17. A process for preparing a metered dose inhaler according to claim 8, 9 or 10 which process comprises adding the active ingredients to a suitable canister, crimping the canister with a metered dose valve, and charging the canister with propellant.
18. A process for preparing a dry powder inhaler according to claim 11, 12 or 13, which process comprises mixing the active ingredients optionally with a suitable carrier, and providing the composition in a dry powder inhaler.
19. A process for preparing a pharmaceutical composition according to claim 14, 15 or 16, which process comprises dissolving or suspending the active ingredients optionally together with chelating agents, tonicity adjusting agents and any other suitable excipients, in a liquid vehicle, and adjusting the pH.
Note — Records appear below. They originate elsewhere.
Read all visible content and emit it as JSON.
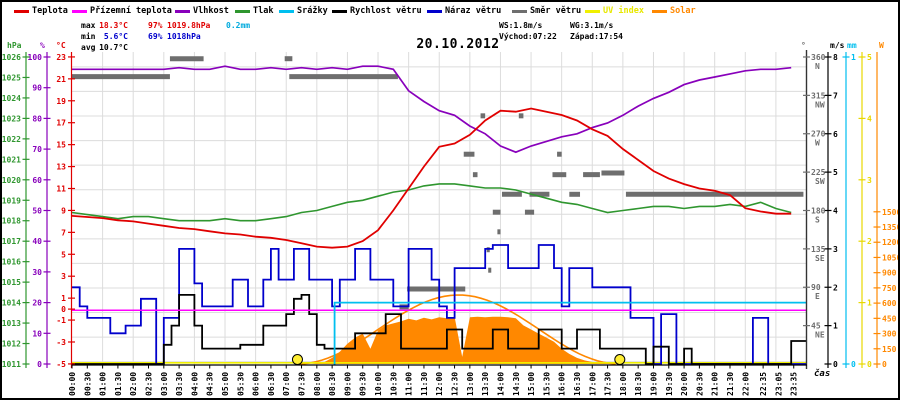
{
  "title": "20.10.2012",
  "legend": [
    {
      "label": "Teplota",
      "color": "#e00000",
      "label_color": "#000000"
    },
    {
      "label": "Přízemní teplota",
      "color": "#ff00ff",
      "label_color": "#000000"
    },
    {
      "label": "Vlhkost",
      "color": "#8800bb",
      "label_color": "#000000"
    },
    {
      "label": "Tlak",
      "color": "#2f962f",
      "label_color": "#000000"
    },
    {
      "label": "Srážky",
      "color": "#00bfef",
      "label_color": "#000000"
    },
    {
      "label": "Rychlost větru",
      "color": "#000000",
      "label_color": "#000000"
    },
    {
      "label": "Náraz větru",
      "color": "#0000cc",
      "label_color": "#000000"
    },
    {
      "label": "Směr větru",
      "color": "#6e6e6e",
      "label_color": "#000000"
    },
    {
      "label": "UV index",
      "color": "#f0f000",
      "label_color": "#e8e800"
    },
    {
      "label": "Solar",
      "color": "#ff8800",
      "label_color": "#ff8800"
    }
  ],
  "stats": {
    "max_label": "max",
    "max_temp": "18.3°C",
    "max_humidity": "97%",
    "max_pressure": "1019.8hPa",
    "max_precip": "0.2mm",
    "min_label": "min",
    "min_temp": "5.6°C",
    "min_humidity": "69%",
    "min_pressure": "1018hPa",
    "avg_label": "avg",
    "avg_temp": "10.7°C",
    "wind_speed_max": "WS:1.8m/s",
    "wind_gust_max": "WG:3.1m/s",
    "sunrise": "Východ:07:22",
    "sunset": "Západ:17:54"
  },
  "axes": {
    "pressure": {
      "unit": "hPa",
      "color": "#2f962f",
      "ticks": [
        1026,
        1025,
        1024,
        1023,
        1022,
        1021,
        1020,
        1019,
        1018,
        1017,
        1016,
        1015,
        1014,
        1013,
        1012,
        1011
      ]
    },
    "humidity": {
      "unit": "%",
      "color": "#8800bb",
      "ticks": [
        100,
        90,
        80,
        70,
        60,
        50,
        40,
        30,
        20,
        10,
        0
      ]
    },
    "temperature": {
      "unit": "°C",
      "color": "#e00000",
      "ticks": [
        23,
        21,
        19,
        17,
        15,
        13,
        11,
        9,
        7,
        5,
        3,
        1,
        0,
        -1,
        -3,
        -5
      ]
    },
    "direction": {
      "unit": "°",
      "color": "#6e6e6e",
      "ticks": [
        [
          360,
          "N"
        ],
        [
          315,
          "NW"
        ],
        [
          270,
          "W"
        ],
        [
          225,
          "SW"
        ],
        [
          180,
          "S"
        ],
        [
          135,
          "SE"
        ],
        [
          90,
          "E"
        ],
        [
          45,
          "NE"
        ]
      ]
    },
    "wind": {
      "unit": "m/s",
      "color": "#000000",
      "ticks": [
        8,
        7,
        6,
        5,
        4,
        3,
        2,
        1,
        0
      ]
    },
    "precip": {
      "unit": "mm",
      "color": "#00bfef",
      "ticks": [
        1,
        0
      ]
    },
    "uv": {
      "unit": "",
      "color": "#e8d800",
      "ticks": [
        5,
        4,
        3,
        2,
        1,
        0
      ]
    },
    "solar": {
      "unit": "W",
      "color": "#ff8800",
      "ticks": [
        1500,
        1350,
        1200,
        1050,
        900,
        750,
        600,
        450,
        300,
        150,
        0
      ]
    }
  },
  "x_axis": {
    "label": "čas",
    "ticks": [
      "00:00",
      "00:30",
      "01:00",
      "01:30",
      "02:00",
      "02:30",
      "03:00",
      "03:30",
      "04:00",
      "04:30",
      "05:00",
      "05:30",
      "06:00",
      "06:30",
      "07:00",
      "07:30",
      "08:00",
      "08:30",
      "09:00",
      "09:30",
      "10:00",
      "10:30",
      "11:00",
      "11:30",
      "12:00",
      "12:30",
      "13:00",
      "13:30",
      "14:00",
      "14:30",
      "15:00",
      "15:30",
      "16:00",
      "16:30",
      "17:00",
      "17:30",
      "18:00",
      "18:30",
      "19:00",
      "19:30",
      "20:00",
      "20:30",
      "21:00",
      "21:30",
      "22:00",
      "22:35",
      "23:05",
      "23:35"
    ]
  },
  "chart_data": {
    "type": "line",
    "title": "20.10.2012",
    "x_unit": "hours (0-24)",
    "sun": {
      "sunrise_hour": 7.367,
      "sunset_hour": 17.9,
      "sunrise": "07:22",
      "sunset": "17:54"
    },
    "series": [
      {
        "name": "Teplota",
        "unit": "°C",
        "color": "#e00000",
        "step_hours": 0.5,
        "values": [
          8.5,
          8.4,
          8.3,
          8.1,
          8.0,
          7.8,
          7.6,
          7.4,
          7.3,
          7.1,
          6.9,
          6.8,
          6.6,
          6.5,
          6.3,
          6.0,
          5.7,
          5.6,
          5.7,
          6.2,
          7.2,
          9.0,
          11.0,
          13.0,
          14.8,
          15.1,
          15.9,
          17.2,
          18.1,
          18.0,
          18.3,
          18.0,
          17.7,
          17.2,
          16.4,
          15.8,
          14.6,
          13.6,
          12.6,
          11.9,
          11.4,
          11.0,
          10.8,
          10.4,
          9.2,
          8.9,
          8.7,
          8.7
        ]
      },
      {
        "name": "Přízemní teplota",
        "unit": "°C",
        "color": "#ff00ff",
        "constant": -0.1
      },
      {
        "name": "Vlhkost",
        "unit": "%",
        "color": "#8800bb",
        "step_hours": 0.5,
        "values": [
          96,
          96,
          96,
          96,
          96,
          96,
          96,
          96.5,
          96,
          96,
          97,
          96,
          96,
          96.5,
          96,
          96.5,
          96,
          96.5,
          96,
          97,
          97,
          96,
          89,
          85.5,
          82.5,
          81,
          77.5,
          75,
          71,
          69,
          71,
          72.5,
          74,
          75,
          77,
          78.5,
          81,
          84,
          86.5,
          88.5,
          91,
          92.5,
          93.5,
          94.5,
          95.5,
          96,
          96,
          96.5
        ]
      },
      {
        "name": "Tlak",
        "unit": "hPa",
        "color": "#2f962f",
        "step_hours": 0.5,
        "values": [
          1018.4,
          1018.3,
          1018.2,
          1018.1,
          1018.2,
          1018.2,
          1018.1,
          1018.0,
          1018.0,
          1018.0,
          1018.1,
          1018.0,
          1018.0,
          1018.1,
          1018.2,
          1018.4,
          1018.5,
          1018.7,
          1018.9,
          1019.0,
          1019.2,
          1019.4,
          1019.5,
          1019.7,
          1019.8,
          1019.8,
          1019.7,
          1019.6,
          1019.6,
          1019.5,
          1019.3,
          1019.1,
          1018.9,
          1018.8,
          1018.6,
          1018.4,
          1018.5,
          1018.6,
          1018.7,
          1018.7,
          1018.6,
          1018.7,
          1018.7,
          1018.8,
          1018.7,
          1018.9,
          1018.6,
          1018.4
        ]
      },
      {
        "name": "Srážky",
        "unit": "mm",
        "color": "#00bfef",
        "cumulative_jump_hour": 8.58,
        "total": 0.2
      },
      {
        "name": "Rychlost větru",
        "unit": "m/s",
        "color": "#000000",
        "step_hours": 0.25,
        "values": [
          0,
          0,
          0,
          0,
          0,
          0,
          0,
          0,
          0,
          0,
          0,
          0,
          0.5,
          1.0,
          1.8,
          1.8,
          1.0,
          0.4,
          0.4,
          0.4,
          0.4,
          0.4,
          0.5,
          0.5,
          0.5,
          1.0,
          1.0,
          1.0,
          1.3,
          1.7,
          1.8,
          1.3,
          0.5,
          0.4,
          0.4,
          0.4,
          0.4,
          0.8,
          0.8,
          0.8,
          0.8,
          1.3,
          1.3,
          0.4,
          0.4,
          0.4,
          0.4,
          0.4,
          0.4,
          0.9,
          0.9,
          0.4,
          0.4,
          0.4,
          0.4,
          0.9,
          0.9,
          0.4,
          0.4,
          0.4,
          0.4,
          0.9,
          0.9,
          0.9,
          0.4,
          0.4,
          0.9,
          0.9,
          0.9,
          0.4,
          0.4,
          0.4,
          0.4,
          0.4,
          0.4,
          0,
          0.45,
          0.45,
          0,
          0,
          0.4,
          0,
          0,
          0,
          0,
          0,
          0,
          0,
          0,
          0,
          0,
          0,
          0,
          0,
          0.6,
          0.6
        ]
      },
      {
        "name": "Náraz větru",
        "unit": "m/s",
        "color": "#0000cc",
        "step_hours": 0.25,
        "values": [
          2.0,
          1.5,
          1.2,
          1.2,
          1.2,
          0.8,
          0.8,
          1.0,
          1.0,
          1.7,
          1.7,
          0,
          1.2,
          1.2,
          3.0,
          3.0,
          2.1,
          1.5,
          1.5,
          1.5,
          1.5,
          2.2,
          2.2,
          1.5,
          1.5,
          2.2,
          3.0,
          2.2,
          2.2,
          3.0,
          3.0,
          2.2,
          2.2,
          2.2,
          1.5,
          2.2,
          2.2,
          3.0,
          3.0,
          2.2,
          2.2,
          2.2,
          1.5,
          1.5,
          3.0,
          3.0,
          3.0,
          2.2,
          1.5,
          1.2,
          2.5,
          2.5,
          2.5,
          2.5,
          3.0,
          3.1,
          3.1,
          2.5,
          2.5,
          2.5,
          2.5,
          3.1,
          3.1,
          2.5,
          1.5,
          2.5,
          2.5,
          2.5,
          2.0,
          2.0,
          2.0,
          2.0,
          2.0,
          1.2,
          1.2,
          1.2,
          0,
          1.3,
          1.3,
          0,
          0,
          0,
          0,
          0,
          0,
          0,
          0,
          0,
          0,
          1.2,
          1.2,
          0,
          0,
          0,
          0,
          0
        ]
      },
      {
        "name": "Směr větru",
        "unit": "°",
        "color": "#6e6e6e",
        "segments": [
          [
            0.0,
            3.2,
            337
          ],
          [
            3.2,
            4.3,
            358
          ],
          [
            6.95,
            7.2,
            358
          ],
          [
            7.1,
            10.65,
            337
          ],
          [
            10.7,
            11.0,
            67
          ],
          [
            10.95,
            12.85,
            88
          ],
          [
            12.8,
            13.15,
            246
          ],
          [
            15.85,
            16.0,
            246
          ],
          [
            13.35,
            13.5,
            291
          ],
          [
            14.6,
            14.75,
            291
          ],
          [
            13.1,
            13.25,
            222
          ],
          [
            15.7,
            16.15,
            222
          ],
          [
            16.7,
            17.25,
            222
          ],
          [
            17.3,
            18.05,
            224
          ],
          [
            14.05,
            14.7,
            199
          ],
          [
            14.95,
            15.6,
            199
          ],
          [
            16.25,
            16.6,
            199
          ],
          [
            18.1,
            23.9,
            199
          ],
          [
            13.75,
            14.0,
            178
          ],
          [
            14.8,
            15.1,
            178
          ],
          [
            13.9,
            14.0,
            155
          ],
          [
            13.55,
            13.65,
            134
          ],
          [
            13.6,
            13.7,
            110
          ]
        ]
      },
      {
        "name": "UV index",
        "unit": "",
        "color": "#f0f000",
        "constant": 0.02
      },
      {
        "name": "Solar",
        "unit": "W",
        "color": "#ff8800",
        "step_hours": 0.25,
        "clear_sky": {
          "start": 7.367,
          "end": 17.9,
          "peak": 680
        },
        "values": [
          0,
          0,
          0,
          0,
          0,
          0,
          0,
          0,
          0,
          0,
          0,
          0,
          0,
          0,
          0,
          0,
          0,
          0,
          0,
          0,
          0,
          0,
          0,
          0,
          0,
          0,
          0,
          0,
          0,
          0,
          0,
          0,
          5,
          20,
          60,
          120,
          200,
          260,
          300,
          150,
          330,
          380,
          400,
          420,
          445,
          430,
          455,
          440,
          460,
          450,
          465,
          70,
          460,
          465,
          460,
          465,
          465,
          460,
          450,
          380,
          340,
          300,
          260,
          220,
          150,
          100,
          60,
          35,
          20,
          10,
          5,
          2,
          0,
          0,
          0,
          0,
          0,
          0,
          0,
          0,
          0,
          0,
          0,
          0,
          0,
          0,
          0,
          0,
          0,
          0,
          0,
          0,
          0,
          0,
          0,
          0
        ]
      }
    ]
  }
}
20. A pharmaceutical composition according to any one of claims 1-16 for the treatment of respiratory disorders, including asthma, COPD and other disorders resulting in bronchoconstriction.
21. The use of a pharmaceutical composition according to any one of claims 1-16 in the manufacture of a medicament for treating respiratory disorders, including asthma, COPD and other disorders resulting in bronchoconstriction.
18
Abstract
A pharmaceutical composition in a dosage form suitable for inhalation comprises a therapeutically isomer of a betamimetic agent or a salt, solvate, ester, derivative or polymorph thereof substantially free of the less therapeutically effective isomer(s) of said agent and an anti-cholinergic agent or a salt, solvate, ester, derivative, isomer or polymorph thereof.
A preferred composition comprises R-salbutamol sulphate and ipratropium bromide. Methods of making the compositions of the invention are also disclosed.